If you have a child for whom this pattern fits, consider the following guidelines: Don’t let him or her diet. Provide opportunities for healthy eating instead. Don’t nag your child about losing weight to make his weight class or fit into her prom dress. God and Mother Nature intended our bodies to be a certain healthy weight. Trying to override that weight can lead to tragic consequences. Dieting is the strongest eating disorders trigger there is.

Prevention, especially if your family carries some degree of genetic predisposition to the thoughts, moods, and behaviors that can combine to produce an eating disorder, demands a great deal of consciousness and vigilance on your part. Don’t make the mistake of thinking, “We are of good stock.
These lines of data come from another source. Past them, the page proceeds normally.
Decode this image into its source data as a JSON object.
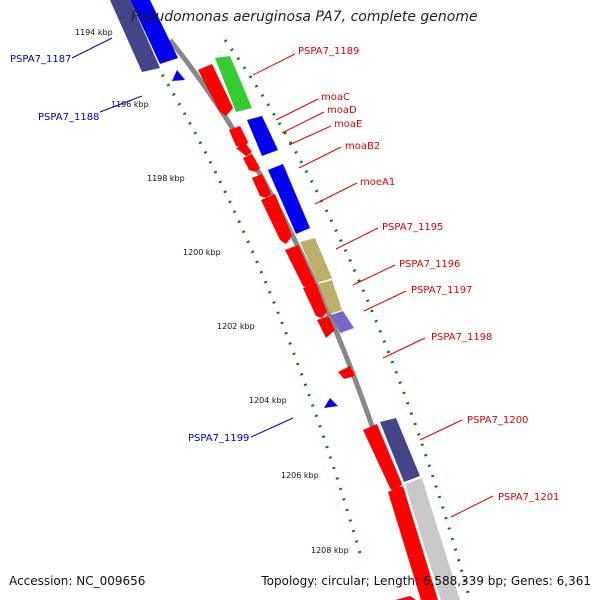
{
  "title": "Pseudomonas aeruginosa PA7, complete genome",
  "footer": {
    "accession": "Accession: NC_009656",
    "topology": "Topology: circular; Length: 6,588,339 bp; Genes: 6,361"
  },
  "ticks": [
    "1194 kbp",
    "1196 kbp",
    "1198 kbp",
    "1200 kbp",
    "1202 kbp",
    "1204 kbp",
    "1206 kbp",
    "1208 kbp"
  ],
  "labels": {
    "PSPA7_1187": "PSPA7_1187",
    "PSPA7_1188": "PSPA7_1188",
    "PSPA7_1189": "PSPA7_1189",
    "moaC": "moaC",
    "moaD": "moaD",
    "moaE": "moaE",
    "moaB2": "moaB2",
    "moeA1": "moeA1",
    "PSPA7_1195": "PSPA7_1195",
    "PSPA7_1196": "PSPA7_1196",
    "PSPA7_1197": "PSPA7_1197",
    "PSPA7_1198": "PSPA7_1198",
    "PSPA7_1199": "PSPA7_1199",
    "PSPA7_1200": "PSPA7_1200",
    "PSPA7_1201": "PSPA7_1201"
  },
  "colors": {
    "forward_label": "#dd0000",
    "reverse_label": "#0000bb",
    "backbone": "#888888",
    "tick_dots": "#117711",
    "cds_red": "#ff0000",
    "cds_blue": "#0000ee",
    "cds_green": "#33cc33",
    "cds_navy": "#444488",
    "cds_olive": "#bbb06a",
    "cds_violet": "#7766cc",
    "cds_grey": "#c8c8c8"
  }
}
My child could never become eating disordered.” Given sufficient peer pressure to diet, societal demands for thinness, and parental expectations of excellence, a vulnerable child can collapse into an obsessive pursuit of thinness and compulsive, unhealthy behaviors to reach that goal.


If you have trouble implementing these suggestions, or even believing that they are worthwhile, you might want to talk them over with a mental health therapist who is experienced in treating people with eating disorders. Please do so especially if your child begins to sound like a broken record about the need to lose weight and how fat s/he is (when that is clearly not the case).